Thursday, October 30, 2008

Barack Obama campaigning in Kenya with his cousin, Odinga

How elections are worked out in Kenya

Kenya has an interesting history, and until recently was fairly stable for an African country. African countries have struggled with dictatorships, regardless of the form of government, poor infrastructures, ethnic violence, and weak economies built on handouts and guilt grants from their former colonial masters, now European liberals and socialists.

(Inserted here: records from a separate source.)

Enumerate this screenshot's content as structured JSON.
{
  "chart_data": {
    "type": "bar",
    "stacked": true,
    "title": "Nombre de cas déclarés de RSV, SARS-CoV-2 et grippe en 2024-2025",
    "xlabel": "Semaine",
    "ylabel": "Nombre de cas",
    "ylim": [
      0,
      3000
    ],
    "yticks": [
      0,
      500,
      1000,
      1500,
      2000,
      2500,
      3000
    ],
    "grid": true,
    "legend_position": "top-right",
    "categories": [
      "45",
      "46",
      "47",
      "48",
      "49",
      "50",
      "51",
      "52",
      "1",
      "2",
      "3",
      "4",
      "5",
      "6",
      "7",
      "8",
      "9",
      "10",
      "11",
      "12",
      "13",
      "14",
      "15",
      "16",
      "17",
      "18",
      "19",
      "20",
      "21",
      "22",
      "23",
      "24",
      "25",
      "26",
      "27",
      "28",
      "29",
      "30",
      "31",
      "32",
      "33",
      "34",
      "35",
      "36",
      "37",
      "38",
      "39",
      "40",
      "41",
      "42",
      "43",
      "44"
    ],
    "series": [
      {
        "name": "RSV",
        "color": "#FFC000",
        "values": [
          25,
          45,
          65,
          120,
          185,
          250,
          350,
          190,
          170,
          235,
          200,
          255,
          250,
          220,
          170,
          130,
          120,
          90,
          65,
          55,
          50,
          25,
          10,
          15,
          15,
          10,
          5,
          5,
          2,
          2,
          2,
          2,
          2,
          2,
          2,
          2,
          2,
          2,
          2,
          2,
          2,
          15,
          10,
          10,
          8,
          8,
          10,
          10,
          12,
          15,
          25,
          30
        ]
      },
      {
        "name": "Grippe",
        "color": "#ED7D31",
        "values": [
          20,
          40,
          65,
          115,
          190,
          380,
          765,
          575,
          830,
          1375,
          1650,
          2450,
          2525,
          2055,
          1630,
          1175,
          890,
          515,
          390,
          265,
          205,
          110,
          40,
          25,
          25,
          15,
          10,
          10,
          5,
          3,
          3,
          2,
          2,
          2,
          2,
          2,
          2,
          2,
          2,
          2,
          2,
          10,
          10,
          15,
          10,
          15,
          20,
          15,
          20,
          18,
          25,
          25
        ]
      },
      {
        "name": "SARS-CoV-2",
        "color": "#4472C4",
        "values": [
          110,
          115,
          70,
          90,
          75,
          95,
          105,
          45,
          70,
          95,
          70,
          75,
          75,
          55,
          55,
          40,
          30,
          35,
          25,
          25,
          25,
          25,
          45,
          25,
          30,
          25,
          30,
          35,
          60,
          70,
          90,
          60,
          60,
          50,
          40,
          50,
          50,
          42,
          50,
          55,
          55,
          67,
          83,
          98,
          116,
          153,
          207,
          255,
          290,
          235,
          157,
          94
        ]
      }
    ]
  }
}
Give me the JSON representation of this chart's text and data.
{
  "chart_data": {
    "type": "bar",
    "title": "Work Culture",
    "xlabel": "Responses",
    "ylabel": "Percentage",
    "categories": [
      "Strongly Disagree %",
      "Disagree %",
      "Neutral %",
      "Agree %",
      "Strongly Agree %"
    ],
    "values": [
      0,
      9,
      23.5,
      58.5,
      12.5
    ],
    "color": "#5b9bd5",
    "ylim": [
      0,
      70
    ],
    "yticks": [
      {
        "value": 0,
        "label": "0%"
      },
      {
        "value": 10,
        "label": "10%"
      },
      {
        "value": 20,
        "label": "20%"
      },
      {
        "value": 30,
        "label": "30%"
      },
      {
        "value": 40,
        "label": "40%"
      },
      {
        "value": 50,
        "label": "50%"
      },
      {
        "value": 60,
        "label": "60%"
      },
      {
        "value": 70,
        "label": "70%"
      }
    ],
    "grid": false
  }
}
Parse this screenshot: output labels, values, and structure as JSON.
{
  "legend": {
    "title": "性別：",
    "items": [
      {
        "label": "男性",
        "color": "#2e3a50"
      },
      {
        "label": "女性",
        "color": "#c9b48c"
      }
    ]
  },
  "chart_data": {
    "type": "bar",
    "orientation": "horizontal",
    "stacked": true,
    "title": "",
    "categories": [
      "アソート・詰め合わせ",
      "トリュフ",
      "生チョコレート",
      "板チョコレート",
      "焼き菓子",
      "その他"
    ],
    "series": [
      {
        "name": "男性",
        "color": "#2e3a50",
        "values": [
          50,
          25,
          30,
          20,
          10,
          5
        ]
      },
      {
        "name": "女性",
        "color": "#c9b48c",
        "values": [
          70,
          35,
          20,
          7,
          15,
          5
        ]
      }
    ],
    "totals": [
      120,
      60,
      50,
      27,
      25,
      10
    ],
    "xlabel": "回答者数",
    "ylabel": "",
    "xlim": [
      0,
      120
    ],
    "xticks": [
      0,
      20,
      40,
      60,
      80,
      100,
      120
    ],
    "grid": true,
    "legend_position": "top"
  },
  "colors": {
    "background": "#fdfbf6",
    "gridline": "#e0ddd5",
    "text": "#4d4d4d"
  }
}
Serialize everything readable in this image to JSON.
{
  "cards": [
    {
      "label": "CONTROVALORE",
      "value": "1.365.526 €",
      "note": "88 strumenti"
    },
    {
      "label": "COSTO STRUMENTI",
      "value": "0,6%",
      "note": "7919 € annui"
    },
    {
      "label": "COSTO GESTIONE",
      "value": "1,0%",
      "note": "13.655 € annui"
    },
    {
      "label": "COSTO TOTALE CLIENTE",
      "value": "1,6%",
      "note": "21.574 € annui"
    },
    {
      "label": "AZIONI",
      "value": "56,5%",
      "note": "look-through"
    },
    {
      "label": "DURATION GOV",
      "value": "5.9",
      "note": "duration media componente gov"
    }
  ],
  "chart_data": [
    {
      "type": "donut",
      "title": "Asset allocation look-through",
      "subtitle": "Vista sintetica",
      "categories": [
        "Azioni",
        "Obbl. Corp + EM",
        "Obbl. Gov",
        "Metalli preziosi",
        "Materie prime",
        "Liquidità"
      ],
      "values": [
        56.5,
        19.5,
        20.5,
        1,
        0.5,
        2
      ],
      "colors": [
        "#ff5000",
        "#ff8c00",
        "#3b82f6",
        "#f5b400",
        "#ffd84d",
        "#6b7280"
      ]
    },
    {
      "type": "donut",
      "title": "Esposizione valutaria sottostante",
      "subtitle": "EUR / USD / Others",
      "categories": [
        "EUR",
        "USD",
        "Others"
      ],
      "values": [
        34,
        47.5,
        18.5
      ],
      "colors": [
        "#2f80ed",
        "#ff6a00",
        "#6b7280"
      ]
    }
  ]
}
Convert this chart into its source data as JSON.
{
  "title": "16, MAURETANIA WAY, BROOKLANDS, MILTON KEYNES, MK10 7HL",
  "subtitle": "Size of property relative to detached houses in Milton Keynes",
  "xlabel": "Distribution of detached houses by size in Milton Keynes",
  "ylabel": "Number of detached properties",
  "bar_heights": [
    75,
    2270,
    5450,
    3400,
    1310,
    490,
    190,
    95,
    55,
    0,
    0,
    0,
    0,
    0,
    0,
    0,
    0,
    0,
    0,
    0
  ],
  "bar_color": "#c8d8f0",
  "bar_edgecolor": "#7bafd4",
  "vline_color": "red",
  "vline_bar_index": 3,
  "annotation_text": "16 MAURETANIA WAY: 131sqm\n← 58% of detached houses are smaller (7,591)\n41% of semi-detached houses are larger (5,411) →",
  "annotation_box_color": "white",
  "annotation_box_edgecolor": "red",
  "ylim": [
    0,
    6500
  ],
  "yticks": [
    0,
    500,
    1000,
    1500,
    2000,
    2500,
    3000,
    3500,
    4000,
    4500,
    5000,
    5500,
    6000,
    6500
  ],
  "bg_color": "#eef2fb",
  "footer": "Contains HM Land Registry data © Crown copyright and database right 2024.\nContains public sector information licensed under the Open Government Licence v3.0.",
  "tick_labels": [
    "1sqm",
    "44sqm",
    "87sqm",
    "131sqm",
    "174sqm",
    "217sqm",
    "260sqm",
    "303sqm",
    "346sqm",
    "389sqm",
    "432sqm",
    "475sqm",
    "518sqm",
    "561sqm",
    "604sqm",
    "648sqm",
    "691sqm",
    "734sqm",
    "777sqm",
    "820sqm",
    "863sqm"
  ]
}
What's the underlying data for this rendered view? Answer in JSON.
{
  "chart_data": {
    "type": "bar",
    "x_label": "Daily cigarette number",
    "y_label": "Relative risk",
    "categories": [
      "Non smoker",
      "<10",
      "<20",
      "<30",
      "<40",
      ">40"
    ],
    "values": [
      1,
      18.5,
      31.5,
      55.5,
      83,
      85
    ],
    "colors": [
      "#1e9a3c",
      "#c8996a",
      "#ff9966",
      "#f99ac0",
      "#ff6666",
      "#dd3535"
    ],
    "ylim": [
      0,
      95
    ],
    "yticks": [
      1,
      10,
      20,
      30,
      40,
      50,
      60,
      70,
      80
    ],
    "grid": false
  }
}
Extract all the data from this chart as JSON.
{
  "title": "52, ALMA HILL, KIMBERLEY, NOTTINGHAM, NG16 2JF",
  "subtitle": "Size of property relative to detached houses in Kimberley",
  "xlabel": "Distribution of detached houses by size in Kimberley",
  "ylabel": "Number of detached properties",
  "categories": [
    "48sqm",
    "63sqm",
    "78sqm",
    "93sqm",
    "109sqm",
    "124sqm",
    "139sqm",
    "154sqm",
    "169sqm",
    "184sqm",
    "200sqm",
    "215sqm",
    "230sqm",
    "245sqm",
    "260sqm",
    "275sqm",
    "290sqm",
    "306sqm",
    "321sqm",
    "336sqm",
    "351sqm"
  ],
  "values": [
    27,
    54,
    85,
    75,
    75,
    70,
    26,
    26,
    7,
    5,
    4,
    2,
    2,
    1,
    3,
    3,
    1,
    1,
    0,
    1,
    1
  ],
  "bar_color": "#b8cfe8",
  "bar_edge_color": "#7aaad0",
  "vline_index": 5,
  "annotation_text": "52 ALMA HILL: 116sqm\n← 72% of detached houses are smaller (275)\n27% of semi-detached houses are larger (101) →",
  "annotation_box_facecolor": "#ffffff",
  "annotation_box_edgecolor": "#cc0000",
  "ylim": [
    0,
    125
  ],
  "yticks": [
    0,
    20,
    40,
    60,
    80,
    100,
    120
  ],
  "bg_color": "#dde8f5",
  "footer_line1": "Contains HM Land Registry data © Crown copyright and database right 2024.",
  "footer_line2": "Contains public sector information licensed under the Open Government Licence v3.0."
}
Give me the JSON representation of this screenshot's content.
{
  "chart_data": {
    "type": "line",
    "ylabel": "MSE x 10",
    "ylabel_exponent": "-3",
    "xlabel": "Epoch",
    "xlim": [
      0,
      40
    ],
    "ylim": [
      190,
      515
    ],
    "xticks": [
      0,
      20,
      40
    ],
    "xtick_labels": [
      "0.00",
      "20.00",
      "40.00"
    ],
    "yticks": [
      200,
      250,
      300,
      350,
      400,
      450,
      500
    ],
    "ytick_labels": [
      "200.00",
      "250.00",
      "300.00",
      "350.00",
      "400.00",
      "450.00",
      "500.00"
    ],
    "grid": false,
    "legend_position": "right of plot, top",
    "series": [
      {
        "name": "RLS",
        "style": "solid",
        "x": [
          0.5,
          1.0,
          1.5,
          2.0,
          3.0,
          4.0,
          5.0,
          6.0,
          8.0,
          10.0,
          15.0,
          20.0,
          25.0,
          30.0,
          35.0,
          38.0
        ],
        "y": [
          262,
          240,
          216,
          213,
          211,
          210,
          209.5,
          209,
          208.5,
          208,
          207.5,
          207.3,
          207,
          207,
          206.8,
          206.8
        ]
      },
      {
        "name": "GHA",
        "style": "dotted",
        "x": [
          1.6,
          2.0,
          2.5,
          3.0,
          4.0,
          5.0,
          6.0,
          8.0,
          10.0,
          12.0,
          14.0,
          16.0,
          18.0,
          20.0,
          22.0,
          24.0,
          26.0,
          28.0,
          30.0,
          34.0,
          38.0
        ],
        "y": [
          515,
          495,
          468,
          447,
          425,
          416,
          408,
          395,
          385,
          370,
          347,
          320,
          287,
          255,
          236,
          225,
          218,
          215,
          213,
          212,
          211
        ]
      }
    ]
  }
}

According to the CIA's World Fact Book, "Founding president and liberation struggle icon Jomo KENYATTA led Kenya from independence in 1963 until his death in 1978, when President Daniel Toroitich arap MOI took power in a constitutional succession. The country was a de facto one-party state from 1969 until 1982 when the ruling Kenya African National Union (KANU) made itself the sole legal party in Kenya. MOI acceded to internal and external pressure for political liberalization in late 1991.

The ethnically fractured opposition failed to dislodge KANU from power in elections in 1992 and 1997, which were marred by violence and fraud, but were viewed as having generally reflected the will of the Kenyan people. President MOI stepped down in December 2002 following fair and peaceful elections. Mwai KIBAKI, running as the candidate of the multiethnic, united opposition group, the National Rainbow Coalition (NARC), defeated KANU candidate Uhuru KENYATTA and assumed the presidency following a campaign centered on an anticorruption platform. KIBAKI's NARC coalition splintered in 2005 over the constitutional review process. Government defectors joined with KANU to form a new opposition coalition, the Orange Democratic Movement, which defeated the government's draft constitution in a popular referendum in November 2005.

KIBAKI's reelection in December 2007 brought charges of vote rigging from ODM candidate Raila ODINGA and unleashed two months of violence in which as many as 1,500people died. UN-sponsored talks in late February produced a powersharing accord bringing ODINGA into the government in the restored position of prime minister."

Raila Odinga is Barack Obama's cousin (in our system it would be first cousins according to Odinga, but others say they are just members of the same Luo clan). Odinga is a Marxist and named his first child Fidel Castro.
    Mr. Odinga told a stunned BBC Radio interviewer the reason why he and Mr. Obama were staying in near daily telephone contact was because they were cousins. In a Jan. 8, 2008, interview, Mr. Odinga said Mr. Obama had called him twice the day before while campaigning in the New Hampshire primary before adding, "Barack Obama's father is my maternal uncle." Obama’s Kenya Ghosts
Odinga ran on a platform of Change and was apparently a very sore loser (close race). That's not an unusual campaign slogan, but a U.S. Senator giving money to a foreigner, even his own cousin, to run a campaign is at best unwise, and at worst, illegal. Then that same Senator taking money from foreigners to supply his grandiose campaign, is not the lend lease or foreign aid plan we Americans are accustomed to.